Dos prófugos de la justicia francesa fueron detenidos durante la madrugada del pasado jueves en Benidorm. Uno de ellos fue sorprendido en un local de ocio nocturno del coloso turístico alicantino, mientras que el otro fue arrestado en el chalé de lujo que ambos habían convertido en su base de operaciones. Entre los dos acumulaban cuatro órdenes de detención emitidas por las autoridades de Francia, que los acusan de varios delitos de homicidio, tráfico de armas y de drogas, y blanqueo de capitales, por los que se enfrentarían a penas que suman 40 años de cárcel. Tras la detención, los dos han pasado a disposición de la Audiencia Nacional, que determinará su extradición.

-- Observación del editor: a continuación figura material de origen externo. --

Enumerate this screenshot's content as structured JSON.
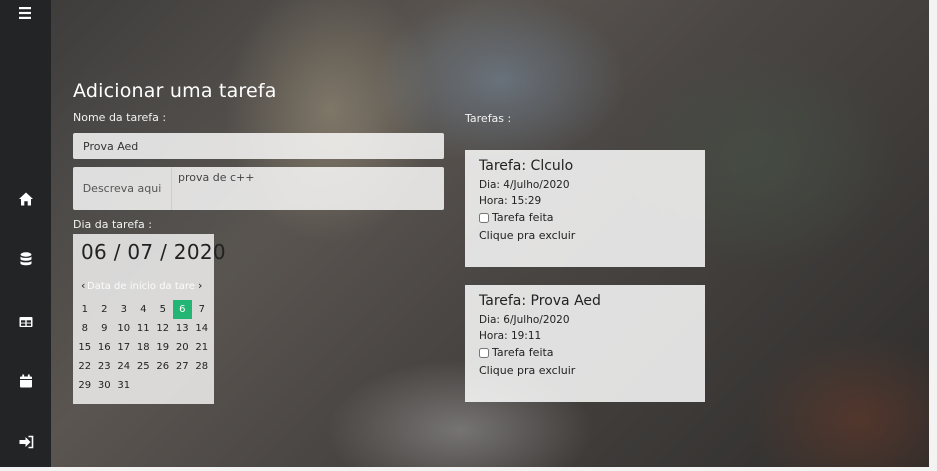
{
  "sidebar": {
    "icons": [
      "menu-icon",
      "home-icon",
      "database-icon",
      "table-icon",
      "calendar-icon",
      "sign-out-icon"
    ]
  },
  "form": {
    "title": "Adicionar uma tarefa",
    "name_label": "Nome da tarefa :",
    "name_value": "Prova Aed",
    "desc_addon": "Descreva aqui",
    "desc_value": "prova de c++",
    "date_label": "Dia da tarefa :"
  },
  "datepicker": {
    "display": "06 / 07 / 2020",
    "prev": "‹",
    "next": "›",
    "hint": "Data de início da tarefa",
    "selected_day": "6",
    "weeks": [
      [
        "1",
        "2",
        "3",
        "4",
        "5",
        "6",
        "7"
      ],
      [
        "8",
        "9",
        "10",
        "11",
        "12",
        "13",
        "14"
      ],
      [
        "15",
        "16",
        "17",
        "18",
        "19",
        "20",
        "21"
      ],
      [
        "22",
        "23",
        "24",
        "25",
        "26",
        "27",
        "28"
      ],
      [
        "29",
        "30",
        "31"
      ]
    ]
  },
  "tasks": {
    "label": "Tarefas :",
    "items": [
      {
        "title": "Tarefa: Clculo",
        "date": "Dia: 4/Julho/2020",
        "time": "Hora: 15:29",
        "done_label": "Tarefa feita",
        "delete_label": "Clique pra excluir"
      },
      {
        "title": "Tarefa: Prova Aed",
        "date": "Dia: 6/Julho/2020",
        "time": "Hora: 19:11",
        "done_label": "Tarefa feita",
        "delete_label": "Clique pra excluir"
      }
    ]
  },
  "colors": {
    "sidebar_bg": "#232426",
    "selected_day": "#22b573"
  }
}
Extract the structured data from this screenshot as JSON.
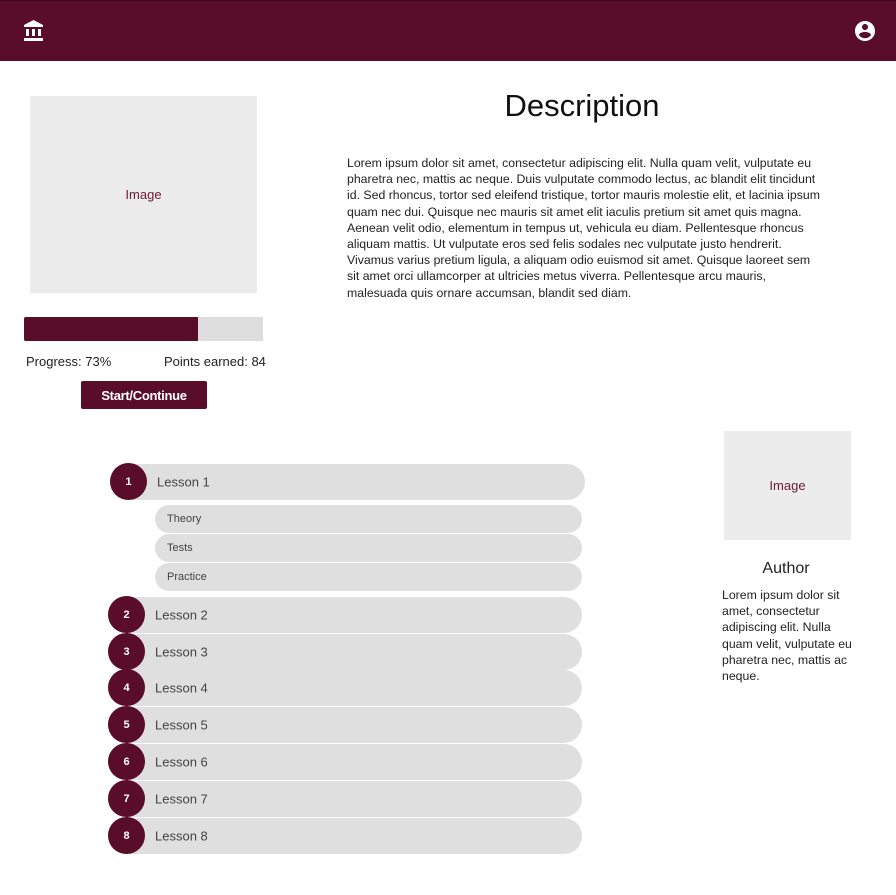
{
  "colors": {
    "primary": "#5a0d28",
    "track": "#dddddd",
    "card": "#dfdfdf",
    "placeholder": "#ececec"
  },
  "header": {
    "left_icon": "bank-icon",
    "right_icon": "account-circle-icon"
  },
  "course": {
    "image_label": "Image",
    "progress_percent": 73,
    "progress_text": "Progress: 73%",
    "points_text": "Points earned: 84",
    "start_label": "Start/Continue"
  },
  "description": {
    "title": "Description",
    "body": "Lorem ipsum dolor sit amet, consectetur adipiscing elit. Nulla quam velit, vulputate eu pharetra nec, mattis ac neque. Duis vulputate commodo lectus, ac blandit elit tincidunt id. Sed rhoncus, tortor sed eleifend tristique, tortor mauris molestie elit, et lacinia ipsum quam nec dui. Quisque nec mauris sit amet elit iaculis pretium sit amet quis magna. Aenean velit odio, elementum in tempus ut, vehicula eu diam. Pellentesque rhoncus aliquam mattis. Ut vulputate eros sed felis sodales nec vulputate justo hendrerit. Vivamus varius pretium ligula, a aliquam odio euismod sit amet. Quisque laoreet sem sit amet orci ullamcorper at ultricies metus viverra. Pellentesque arcu mauris, malesuada quis ornare accumsan, blandit sed diam."
  },
  "author": {
    "image_label": "Image",
    "title": "Author",
    "body": "Lorem ipsum dolor sit amet, consectetur adipiscing elit. Nulla quam velit, vulputate eu pharetra nec, mattis ac neque."
  },
  "lessons": [
    {
      "number": "1",
      "label": "Lesson 1",
      "subitems": [
        "Theory",
        "Tests",
        "Practice"
      ]
    },
    {
      "number": "2",
      "label": "Lesson 2"
    },
    {
      "number": "3",
      "label": "Lesson 3"
    },
    {
      "number": "4",
      "label": "Lesson 4"
    },
    {
      "number": "5",
      "label": "Lesson 5"
    },
    {
      "number": "6",
      "label": "Lesson 6"
    },
    {
      "number": "7",
      "label": "Lesson 7"
    },
    {
      "number": "8",
      "label": "Lesson 8"
    }
  ]
}
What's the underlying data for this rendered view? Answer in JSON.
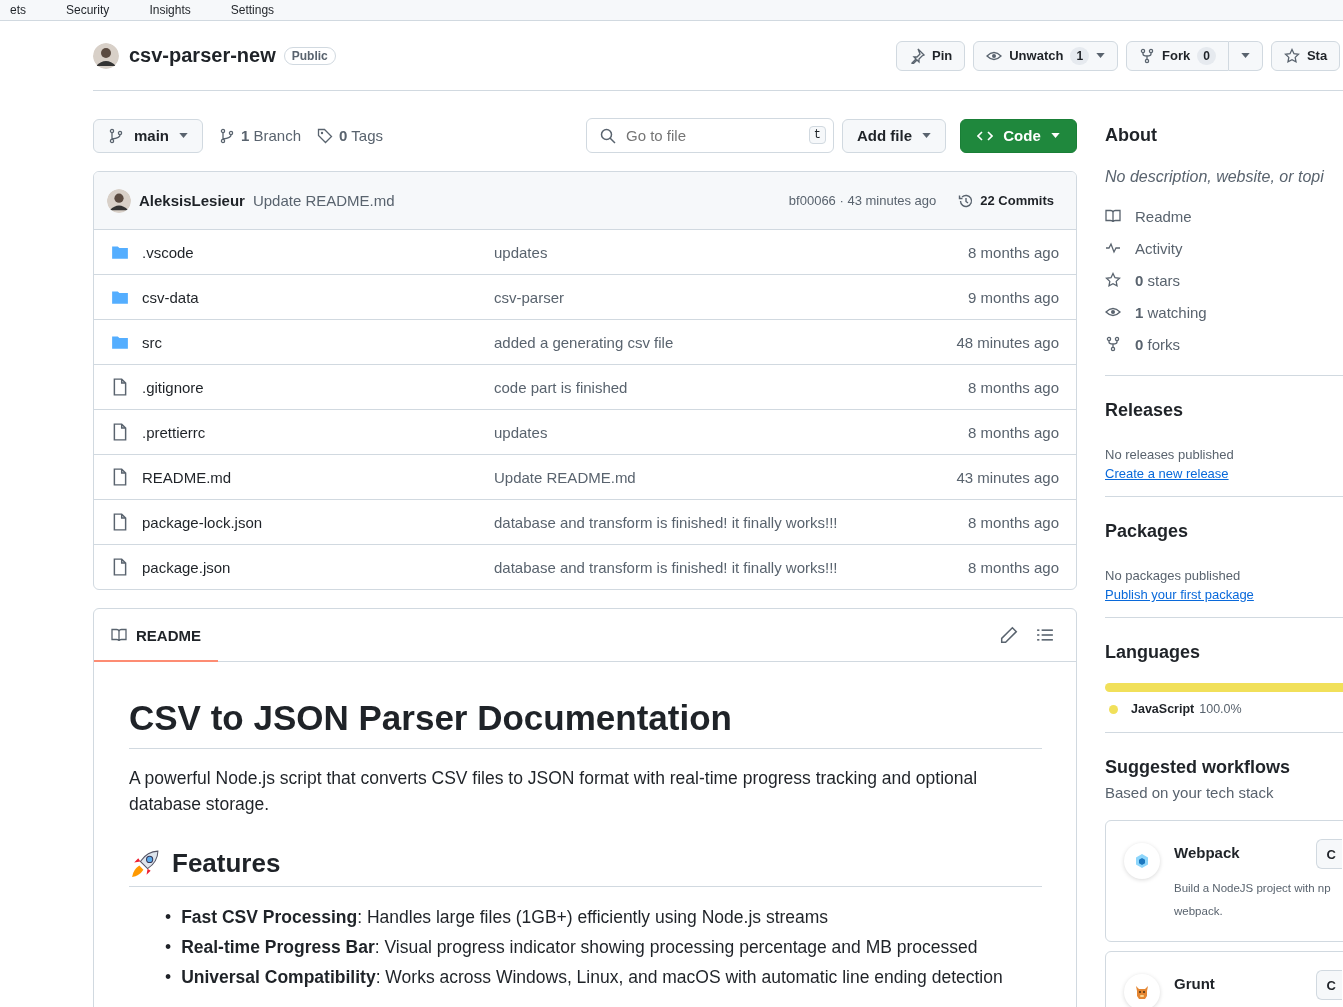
{
  "nav_tabs": [
    {
      "label": "ets"
    },
    {
      "label": "Security"
    },
    {
      "label": "Insights"
    },
    {
      "label": "Settings"
    }
  ],
  "repo": {
    "name": "csv-parser-new",
    "visibility": "Public"
  },
  "header_actions": {
    "pin": "Pin",
    "unwatch": "Unwatch",
    "watch_count": "1",
    "fork": "Fork",
    "fork_count": "0",
    "star": "Sta"
  },
  "toolbar": {
    "branch": "main",
    "branches": "**1** Branch",
    "tags": "**0** Tags",
    "search_placeholder": "Go to file",
    "shortcut": "t",
    "add_file": "Add file",
    "code": "Code"
  },
  "latest_commit": {
    "author": "AleksisLesieur",
    "message": "Update README.md",
    "sha_time": "bf00066 · 43 minutes ago",
    "commits": "22 Commits"
  },
  "files": [
    {
      "kind": "folder",
      "name": ".vscode",
      "message": "updates",
      "time": "8 months ago"
    },
    {
      "kind": "folder",
      "name": "csv-data",
      "message": "csv-parser",
      "time": "9 months ago"
    },
    {
      "kind": "folder",
      "name": "src",
      "message": "added a generating csv file",
      "time": "48 minutes ago"
    },
    {
      "kind": "file",
      "name": ".gitignore",
      "message": "code part is finished",
      "time": "8 months ago"
    },
    {
      "kind": "file",
      "name": ".prettierrc",
      "message": "updates",
      "time": "8 months ago"
    },
    {
      "kind": "file",
      "name": "README.md",
      "message": "Update README.md",
      "time": "43 minutes ago"
    },
    {
      "kind": "file",
      "name": "package-lock.json",
      "message": "database and transform is finished! it finally works!!!",
      "time": "8 months ago"
    },
    {
      "kind": "file",
      "name": "package.json",
      "message": "database and transform is finished! it finally works!!!",
      "time": "8 months ago"
    }
  ],
  "readme": {
    "tab": "README",
    "marker": "•",
    "title": "CSV to JSON Parser Documentation",
    "intro": "A powerful Node.js script that converts CSV files to JSON format with real-time progress tracking and optional database storage.",
    "features_heading": "Features",
    "features": [
      "**Fast CSV Processing**: Handles large files (1GB+) efficiently using Node.js streams",
      "**Real-time Progress Bar**: Visual progress indicator showing processing percentage and MB processed",
      "**Universal Compatibility**: Works across Windows, Linux, and macOS with automatic line ending detection"
    ]
  },
  "sidebar": {
    "about_title": "About",
    "about_text": "No description, website, or topi",
    "about_items": [
      {
        "kind": "book",
        "text": "Readme"
      },
      {
        "kind": "pulse",
        "text": "Activity"
      },
      {
        "kind": "star",
        "text": "**0** stars"
      },
      {
        "kind": "eye",
        "text": "**1** watching"
      },
      {
        "kind": "fork",
        "text": "**0** forks"
      }
    ],
    "releases_title": "Releases",
    "releases_text": "No releases published",
    "releases_link": "Create a new release",
    "packages_title": "Packages",
    "packages_text": "No packages published",
    "packages_link": "Publish your first package",
    "languages_title": "Languages",
    "languages": [
      {
        "name": "JavaScript",
        "percent": "100.0%",
        "color": "#f1e05a",
        "level": 1
      }
    ],
    "workflows_title": "Suggested workflows",
    "workflows_subtitle": "Based on your tech stack",
    "workflows": [
      {
        "kind": "webpack",
        "name": "Webpack",
        "button": "C",
        "description": [
          "Build a NodeJS project with np",
          "webpack."
        ]
      },
      {
        "kind": "grunt",
        "name": "Grunt",
        "button": "C"
      }
    ]
  }
}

Los fugitivos constaban en los archivos policiales de su país como integrantes de una banda criminal organizada dedicada al narcotráfico. Se les perdió la pista después de que protagonizaran un violento tiroteo en la localidad de Montereau-Fault-Yonne, una pequeña población de 23.177 habitantes situada a poco menos de 100 kilómetros al sureste de París. Uno de los dos arrestados había sido secuestrado por una banda rival y el otro, tras organizar su rescate, devolvió el golpe contra miembros del grupo rival. Las autoridades galas siguieron su pista e informaron a la policía española de que ambos podrían haber cruzado la frontera y se habrían establecido en España.